A public health expert says the Covid-19 vaccination rollout is "racist and upholding privilege", with rates for Māori about half overall and in one district a quarter of the national rate.
The Ministry of Health says it is "satisfied" with the rates for older Māori, stating the discrepancies are due to the Māori population being much younger and therefore not captured by the priority sequencing framework.
The Ministry says despite the overall rate being 8.5 per cent compared to 14.5 per cent overall six months into the rollout, the rates for Māori aged over 65 are actually "broadly equal between Māori and non-Māori nationally".
However, despite multiple requests, the Ministry has refused to immediately provide data to support the claim, which was also made by Associate Health Minister (Māori) Peeni Henare during a press conference last week.
It has instead required the data be requested through the Official Information Act, meaning it would take up to 20 working days for a response, and much longer if extended.
Dr Rhys Jones, a public health physician and senior lecturer at the University of Auckland, said the Ministry's justification fewer Māori were being vaccinated because of their younger age distribution was a "further example of racism and upholding privilege".
"The fact that Pākehā on average live to older ages reflects privilege in society, and now they are being further privileged by being prioritised for the Covid-19 vaccine.
"Meanwhile Māori who have much greater risk of adverse outcomes from Covid-19 remain unvaccinated.
"This reflects the Government's decision to ignore the expert advice they were given to lower the age for Māori, presumably in order to avoid a white backlash."
Māori on average die seven years younger than non-Māori.
Australia is vaccinating Aboriginal people 55 and over at the same time as those 70 and over in the general population, while Canada is vaccinating First Nations adults at the same time as older people in the general population and in aged residential care.
"It is therefore unacceptable that vaccine coverage is lower overall for Māori than it is for, say, Pākehā, who are, as a population, at lower risk," Jones said.
"What is even more disgraceful is that Ministry of Health officials are satisfied with the low overall vaccination rates for Māori.
"That shows a tolerance of inequity, and an acceptance of poorer access and quality of care for Māori, that reflects deeply entrenched racism in our government agencies."
Jones said the rollout was "inequity by design" and reflected other systemic issues in the health system.
"The national bowel cancer screening programme is a recent example, where, despite compelling evidence and consensus from experts across the health sector, the Ministry has continued to roll out a racist programme.
"In the Covid-19 vaccine rollout to date, the Ministry has largely rejected approaches by Māori health organisations and networks to partner in the planning and delivery of the programme.
The lowest full vaccination rate for Māori was in Taranaki, 3.3 per cent compared to 6.4 per cent overall, where there were concerns recently about a potential outbreak after Covid-19 was detected in wastewater testing.
The largest discrepancies included Southern DHB 5.3 per cent of Māori have been vaccinated compared to the total rate of 12.6 per cent.
Nelson/Marlborough has the highest vaccination rate per capita at 18.1 per cent but Māori are well behind at 8.7 per cent. West Coast has 17.6 per cent of its population vaccinated, with Māori at 7.3 per cent.
In response to the low rates Henare said he was concerned about the variation between DHBs, which was why he was "excited" about a Māori Health Authority in the health reform work ahead.
"We do need to work with these DHBs, they've submitted plans and our job is to make sure we hold them to account to the plans they've submitted."
But he said he was pleased with the fact the over-65 Māori population was tracking alongside or in some places ahead of non-Māori populations in vaccination.
He said 77 per cent of the Māori population was aged 16-54, and so as the programme expanded to Group 4, more Māori were expected to get the vaccine.
The Herald immediately sought the data behind the Associate Minister's comments, but was eventually told it would only come through an OIA request.

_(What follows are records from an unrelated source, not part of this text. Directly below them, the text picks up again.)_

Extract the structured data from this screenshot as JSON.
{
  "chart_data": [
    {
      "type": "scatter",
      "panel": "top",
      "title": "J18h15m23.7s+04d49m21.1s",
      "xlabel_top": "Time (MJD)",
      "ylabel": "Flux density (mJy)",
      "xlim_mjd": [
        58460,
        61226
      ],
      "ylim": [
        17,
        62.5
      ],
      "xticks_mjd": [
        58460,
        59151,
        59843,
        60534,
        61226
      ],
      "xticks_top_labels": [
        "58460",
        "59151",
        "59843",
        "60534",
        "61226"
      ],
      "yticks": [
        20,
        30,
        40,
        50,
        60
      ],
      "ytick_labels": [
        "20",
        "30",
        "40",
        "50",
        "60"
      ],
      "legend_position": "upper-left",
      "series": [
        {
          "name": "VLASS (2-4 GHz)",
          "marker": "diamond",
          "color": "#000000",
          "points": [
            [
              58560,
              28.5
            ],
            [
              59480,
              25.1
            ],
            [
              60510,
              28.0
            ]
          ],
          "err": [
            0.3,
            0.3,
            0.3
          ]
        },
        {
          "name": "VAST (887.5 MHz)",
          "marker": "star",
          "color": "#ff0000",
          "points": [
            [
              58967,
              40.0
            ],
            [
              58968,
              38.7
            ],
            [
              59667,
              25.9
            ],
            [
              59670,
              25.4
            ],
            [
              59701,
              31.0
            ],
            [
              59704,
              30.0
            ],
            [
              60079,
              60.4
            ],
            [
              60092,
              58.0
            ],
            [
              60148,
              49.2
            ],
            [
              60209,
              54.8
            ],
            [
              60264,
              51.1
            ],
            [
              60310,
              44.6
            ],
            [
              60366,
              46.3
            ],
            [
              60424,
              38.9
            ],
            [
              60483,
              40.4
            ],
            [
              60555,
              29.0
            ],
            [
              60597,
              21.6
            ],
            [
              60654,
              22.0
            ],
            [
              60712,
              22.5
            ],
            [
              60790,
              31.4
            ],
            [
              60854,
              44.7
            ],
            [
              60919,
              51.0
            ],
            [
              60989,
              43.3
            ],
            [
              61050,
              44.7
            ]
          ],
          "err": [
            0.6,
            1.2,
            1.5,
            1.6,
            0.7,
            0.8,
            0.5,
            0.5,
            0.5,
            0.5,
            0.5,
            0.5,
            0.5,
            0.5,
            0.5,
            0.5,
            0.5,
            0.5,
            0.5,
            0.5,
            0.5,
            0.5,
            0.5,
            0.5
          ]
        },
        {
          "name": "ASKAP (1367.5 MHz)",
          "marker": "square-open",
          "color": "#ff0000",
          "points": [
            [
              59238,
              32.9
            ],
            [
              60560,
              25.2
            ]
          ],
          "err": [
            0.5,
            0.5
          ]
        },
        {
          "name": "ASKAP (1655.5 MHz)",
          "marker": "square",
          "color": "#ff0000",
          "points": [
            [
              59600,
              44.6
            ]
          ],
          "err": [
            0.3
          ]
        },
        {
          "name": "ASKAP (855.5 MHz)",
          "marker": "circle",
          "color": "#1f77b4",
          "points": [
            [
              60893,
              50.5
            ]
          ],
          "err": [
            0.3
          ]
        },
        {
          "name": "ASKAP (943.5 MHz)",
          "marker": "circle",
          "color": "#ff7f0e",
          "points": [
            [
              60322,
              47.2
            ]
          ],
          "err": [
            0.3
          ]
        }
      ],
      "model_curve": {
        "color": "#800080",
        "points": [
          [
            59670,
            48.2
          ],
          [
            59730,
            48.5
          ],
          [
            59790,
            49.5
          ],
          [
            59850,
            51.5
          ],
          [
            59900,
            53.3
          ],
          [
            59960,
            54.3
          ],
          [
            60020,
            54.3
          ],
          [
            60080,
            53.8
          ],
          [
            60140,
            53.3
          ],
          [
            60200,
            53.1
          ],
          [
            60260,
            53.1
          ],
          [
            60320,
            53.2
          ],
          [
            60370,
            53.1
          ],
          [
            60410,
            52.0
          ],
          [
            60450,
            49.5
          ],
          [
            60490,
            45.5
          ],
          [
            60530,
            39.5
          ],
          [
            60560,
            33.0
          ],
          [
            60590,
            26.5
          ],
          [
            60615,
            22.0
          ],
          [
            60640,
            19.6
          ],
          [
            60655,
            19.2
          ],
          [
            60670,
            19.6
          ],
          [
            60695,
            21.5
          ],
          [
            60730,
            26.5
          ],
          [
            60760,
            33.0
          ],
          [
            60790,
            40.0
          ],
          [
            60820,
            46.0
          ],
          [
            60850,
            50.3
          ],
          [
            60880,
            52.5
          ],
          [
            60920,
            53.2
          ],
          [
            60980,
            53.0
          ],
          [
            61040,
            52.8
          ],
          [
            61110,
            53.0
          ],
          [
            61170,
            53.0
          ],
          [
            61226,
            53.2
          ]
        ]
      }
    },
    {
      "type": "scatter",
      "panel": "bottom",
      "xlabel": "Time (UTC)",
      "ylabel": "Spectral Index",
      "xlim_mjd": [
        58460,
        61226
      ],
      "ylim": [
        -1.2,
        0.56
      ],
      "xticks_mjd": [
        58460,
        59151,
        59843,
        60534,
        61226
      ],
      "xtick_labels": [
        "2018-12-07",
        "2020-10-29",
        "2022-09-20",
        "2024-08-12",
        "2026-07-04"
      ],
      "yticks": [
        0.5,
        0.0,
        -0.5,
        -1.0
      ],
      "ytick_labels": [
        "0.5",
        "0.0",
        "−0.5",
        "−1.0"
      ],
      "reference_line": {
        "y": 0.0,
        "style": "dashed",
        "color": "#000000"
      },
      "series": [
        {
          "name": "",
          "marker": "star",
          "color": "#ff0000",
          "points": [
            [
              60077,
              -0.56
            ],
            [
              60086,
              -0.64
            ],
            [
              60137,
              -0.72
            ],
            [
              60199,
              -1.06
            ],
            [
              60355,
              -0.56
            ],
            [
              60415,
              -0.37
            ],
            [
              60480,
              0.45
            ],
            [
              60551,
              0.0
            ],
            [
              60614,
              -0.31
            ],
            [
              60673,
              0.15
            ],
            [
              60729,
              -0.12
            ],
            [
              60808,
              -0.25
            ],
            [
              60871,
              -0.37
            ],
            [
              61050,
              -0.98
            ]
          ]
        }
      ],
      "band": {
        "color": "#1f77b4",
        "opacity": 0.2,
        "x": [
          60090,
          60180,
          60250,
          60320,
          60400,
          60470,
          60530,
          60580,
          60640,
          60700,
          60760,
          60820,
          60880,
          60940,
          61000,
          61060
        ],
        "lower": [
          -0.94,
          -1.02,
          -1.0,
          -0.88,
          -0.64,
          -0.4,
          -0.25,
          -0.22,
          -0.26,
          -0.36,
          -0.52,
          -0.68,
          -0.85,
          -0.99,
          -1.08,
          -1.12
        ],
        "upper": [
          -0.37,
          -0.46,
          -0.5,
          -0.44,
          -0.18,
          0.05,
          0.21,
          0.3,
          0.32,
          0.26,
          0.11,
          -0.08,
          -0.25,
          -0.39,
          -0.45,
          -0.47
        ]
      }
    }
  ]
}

In a statement Ministry of Health group manager equity for the vaccination programme Jason Moses reiterated comments made by Henare.
The Ministry refused to answer further questions about if it was concerned about the particularly low vaccination rates for Māori in certain DHBs.
Moses said there were initiatives targeting Māori and Pasifika communities, in both urban centres and in remote locations.
These included hui at marae and outreach programmes in remote areas such as the upper reaches of the Whanganui River and remote towns on the East Coast, such as Te Araroa.
"All these efforts are great examples of DHBs working in real partnership with locally-based health providers and community leaders," Moses said.
Taranaki DHB Covid-19 Vaccination Programme senior responsible officer Steven Parrish said their Māori Covid leadership group had met recently about the relatively low vaccination rates and increasing disparity.
"The group is fairly confident that the low vaccination rate reflects the low population in the sequencing framework groups that have been targeted to date, he said.
"We expect to see the rate increase as we ramp up vaccination into Group 4."
Covid-19 Response Minister Chris Hipkins previously said that all advice for the sequencing framework was carefully considered to ensure it was "fair, balanced and risk-based".
He said 40,000 vaccine doses were provided for Māori and Pacific health providers for group 2, to be used for older Māori and Pasifika cared for by whānau.